Plaintiffs brought suit for damages for assault and battery, false imprisonment, conversion, and violation of civil rights pursuant to Civil Code section 51.7. 1 Defendant Mezzie moved to quash service of summons, on the ground the court lacked personal and subject matter jurisdiction due to tribal sovereign immunity. The court granted the motion, and the parties stipulated the ruling would apply to defendants Martire and Turner as though they had joined in Mezzie’s motion.

II

Discussion

A., *

C. Immunity of Tribal Employees

As stated post, under federal law, “Indian tribes have long been recognized as possessing the common-law immunity from suit traditionally *1046 enjoyed by sovereign powers.” (Santa Clara Pueblo v. Martinez (1978) 436 U.S. 49, 58 [98 S.Ct. 1670, 1677, 56 L.Ed.2d 106].) At the same time, the United States Supreme Court has repeatedly stated that tribal immunity generally “does not immunize theindividualmembers of the Tribe.” (Puyallup Tribe v. Washington Game Dept. (1977) 433 U.S. 165, 172 [97 S.Ct. 2616, 2621, 53 L. Ed. 2d 667], fn. omitted; accord, Santa Clara Pueblo v. Martinez, supra, 436 U.S. 49, 59 [98 S.Ct. 1670, 1677]; see also Oklahoma Tax Comm’n v. Potawatomi Tribe (1991) 498 U.S. 505, 514 [111 S.Ct. 905, 912, 112 L.Ed.2d 1112] [“We have never held that individual agents or officers of a tribe are not liable for damages in actions brought by the State”].)

Lower federal court decisions, however, have extended immunity to “tribal officials” when such officials act “in their official capacity and within their scope of authority.” (United States v.
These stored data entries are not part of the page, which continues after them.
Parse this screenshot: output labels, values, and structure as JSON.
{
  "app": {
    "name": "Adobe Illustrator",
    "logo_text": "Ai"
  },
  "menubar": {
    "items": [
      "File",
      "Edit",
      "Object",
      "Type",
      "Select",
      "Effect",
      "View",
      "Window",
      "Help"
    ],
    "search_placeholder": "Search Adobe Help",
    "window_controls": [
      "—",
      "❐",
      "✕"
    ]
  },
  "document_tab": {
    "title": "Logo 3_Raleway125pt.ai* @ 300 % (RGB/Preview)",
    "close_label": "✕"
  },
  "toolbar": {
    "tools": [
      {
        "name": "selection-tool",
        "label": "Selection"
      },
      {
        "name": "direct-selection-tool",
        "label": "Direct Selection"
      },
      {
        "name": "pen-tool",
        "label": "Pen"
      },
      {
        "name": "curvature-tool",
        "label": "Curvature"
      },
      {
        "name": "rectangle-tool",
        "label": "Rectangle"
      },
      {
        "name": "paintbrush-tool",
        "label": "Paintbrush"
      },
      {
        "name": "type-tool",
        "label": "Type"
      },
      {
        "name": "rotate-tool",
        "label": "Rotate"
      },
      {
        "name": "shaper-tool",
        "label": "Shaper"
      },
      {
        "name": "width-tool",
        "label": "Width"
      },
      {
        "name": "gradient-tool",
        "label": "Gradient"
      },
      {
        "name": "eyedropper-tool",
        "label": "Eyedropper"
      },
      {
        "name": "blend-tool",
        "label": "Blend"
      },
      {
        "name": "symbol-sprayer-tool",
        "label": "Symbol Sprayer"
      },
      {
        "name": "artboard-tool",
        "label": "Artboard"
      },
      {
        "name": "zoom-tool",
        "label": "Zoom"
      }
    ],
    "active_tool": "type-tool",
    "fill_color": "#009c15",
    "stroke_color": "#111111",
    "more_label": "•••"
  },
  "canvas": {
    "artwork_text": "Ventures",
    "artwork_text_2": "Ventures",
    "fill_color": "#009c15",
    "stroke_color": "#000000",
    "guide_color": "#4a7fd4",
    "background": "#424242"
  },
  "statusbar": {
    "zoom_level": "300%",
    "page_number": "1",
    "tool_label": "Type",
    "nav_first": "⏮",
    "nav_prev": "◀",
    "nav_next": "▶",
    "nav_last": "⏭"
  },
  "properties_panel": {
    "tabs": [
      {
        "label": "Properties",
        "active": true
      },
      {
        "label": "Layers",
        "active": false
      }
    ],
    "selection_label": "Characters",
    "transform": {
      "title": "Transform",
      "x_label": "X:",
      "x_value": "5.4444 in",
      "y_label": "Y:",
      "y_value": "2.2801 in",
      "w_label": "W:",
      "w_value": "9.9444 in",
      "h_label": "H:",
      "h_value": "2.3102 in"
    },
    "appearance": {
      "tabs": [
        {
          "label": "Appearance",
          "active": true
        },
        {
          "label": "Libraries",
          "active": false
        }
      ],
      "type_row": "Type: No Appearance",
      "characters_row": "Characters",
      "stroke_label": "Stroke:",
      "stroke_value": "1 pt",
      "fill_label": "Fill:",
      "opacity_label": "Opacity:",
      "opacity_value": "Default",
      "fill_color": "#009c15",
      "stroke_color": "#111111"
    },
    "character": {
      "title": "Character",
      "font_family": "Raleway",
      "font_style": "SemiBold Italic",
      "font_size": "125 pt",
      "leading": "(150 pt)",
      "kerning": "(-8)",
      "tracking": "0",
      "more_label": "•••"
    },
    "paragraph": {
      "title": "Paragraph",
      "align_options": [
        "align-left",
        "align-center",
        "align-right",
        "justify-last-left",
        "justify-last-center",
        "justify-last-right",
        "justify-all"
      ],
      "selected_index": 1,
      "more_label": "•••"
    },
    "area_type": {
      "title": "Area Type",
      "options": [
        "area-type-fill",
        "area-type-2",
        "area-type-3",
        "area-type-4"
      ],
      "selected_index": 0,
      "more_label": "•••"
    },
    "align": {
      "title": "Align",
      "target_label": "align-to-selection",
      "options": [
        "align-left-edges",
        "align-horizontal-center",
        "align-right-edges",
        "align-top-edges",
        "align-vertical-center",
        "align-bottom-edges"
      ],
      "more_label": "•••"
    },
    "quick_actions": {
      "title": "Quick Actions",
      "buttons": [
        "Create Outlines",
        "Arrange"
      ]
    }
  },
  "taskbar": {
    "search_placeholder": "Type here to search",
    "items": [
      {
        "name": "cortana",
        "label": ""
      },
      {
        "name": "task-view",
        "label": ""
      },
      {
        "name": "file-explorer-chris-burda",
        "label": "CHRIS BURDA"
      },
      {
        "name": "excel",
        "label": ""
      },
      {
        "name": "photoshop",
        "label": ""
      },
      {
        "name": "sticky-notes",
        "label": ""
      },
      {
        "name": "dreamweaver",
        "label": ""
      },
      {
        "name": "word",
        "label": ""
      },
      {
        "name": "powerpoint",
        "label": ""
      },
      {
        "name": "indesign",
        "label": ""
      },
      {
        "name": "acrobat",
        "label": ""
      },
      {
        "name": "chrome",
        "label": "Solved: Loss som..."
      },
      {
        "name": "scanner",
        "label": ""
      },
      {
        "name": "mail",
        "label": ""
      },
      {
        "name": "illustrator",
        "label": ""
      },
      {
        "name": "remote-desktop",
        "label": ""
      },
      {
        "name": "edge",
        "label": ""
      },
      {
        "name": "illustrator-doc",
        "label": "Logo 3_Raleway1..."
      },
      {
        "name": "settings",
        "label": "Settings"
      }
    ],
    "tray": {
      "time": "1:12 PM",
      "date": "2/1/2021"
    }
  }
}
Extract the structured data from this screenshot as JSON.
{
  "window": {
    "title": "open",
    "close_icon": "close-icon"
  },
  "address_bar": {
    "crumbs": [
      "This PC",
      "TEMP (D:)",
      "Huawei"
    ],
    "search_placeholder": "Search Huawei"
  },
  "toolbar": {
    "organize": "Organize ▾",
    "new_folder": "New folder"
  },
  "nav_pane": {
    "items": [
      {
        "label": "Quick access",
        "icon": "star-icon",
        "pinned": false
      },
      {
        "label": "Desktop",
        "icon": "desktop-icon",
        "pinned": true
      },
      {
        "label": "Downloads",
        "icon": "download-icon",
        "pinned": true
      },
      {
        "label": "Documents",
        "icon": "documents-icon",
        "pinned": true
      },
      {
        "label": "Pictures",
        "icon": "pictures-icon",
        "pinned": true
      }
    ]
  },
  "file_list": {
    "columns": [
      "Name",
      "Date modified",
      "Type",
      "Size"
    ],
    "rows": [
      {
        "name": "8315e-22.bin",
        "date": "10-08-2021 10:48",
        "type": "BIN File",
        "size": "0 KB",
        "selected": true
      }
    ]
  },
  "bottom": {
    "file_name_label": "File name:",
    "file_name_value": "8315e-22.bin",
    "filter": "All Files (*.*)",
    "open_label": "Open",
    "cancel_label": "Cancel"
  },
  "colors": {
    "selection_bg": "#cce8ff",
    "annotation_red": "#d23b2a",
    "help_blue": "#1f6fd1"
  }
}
State of Or. (9th Cir. 1981) 657 F.2d 1009, 1012, fn. 8; accord, Hardin v. White Mountain Apache Tribe (9th Cir. 1985) 779 F.2d 476, 479.) To determine whether defendants were entitled to immunity, we therefore must consider whether they adequately established first, that they were tribal officials, and second, that the acts of which they were accused were committed in their official capacity and within their scope of authority.

1. Immunity of tribal officials

In Baugus v. Brunson (E.D.Cal. 1995) 890 F.Supp. 908 (hereafter Baugus), the court held a tribal security officer, who was not a member of the tribe, was not a “tribal official” entitled to immunity in a civil rights action under 42 United States Code sections 1983 and 1985. The court stated the term “tribal official” was “virtually always used to denote those who perform some type of high-level or governing role within the tribe.” (Baugus, supra, at pp. 911-912.)

Defendants assert Baugus is unprecedented and is at odds with Ninth Circuit Court of Appeals authority, notably Snow v. Quinault Indian Nation (9th Cir. 1983) 709 F.2d 1319 (hereafter Snow), Hardin v. White Mountain Apache Tribe, supra, 779 F.2d 476 (hereafter Hardin), and Davis v. Littell (9th Cir. 1968) 398 F.2d 83 (hereafter Davis).

Snow held immunity extended to a “Tribal Revenue Clerk.” (Snow, supra, 709 F.2d at p. 1322.) As defendants point out, the court did not condition immunity on a showing that the clerk occupied a high-level position within the tribe. Snow, however, was an action challenging a tax on business activities within the tribe’s reservation. There was no claim that the clerk *1047 was liable in her individual capacity; she was sued only in her official capacity. (Ibid.) The court therefore held the case came within the rule established in Larson v. Domestic & Foreign Corp.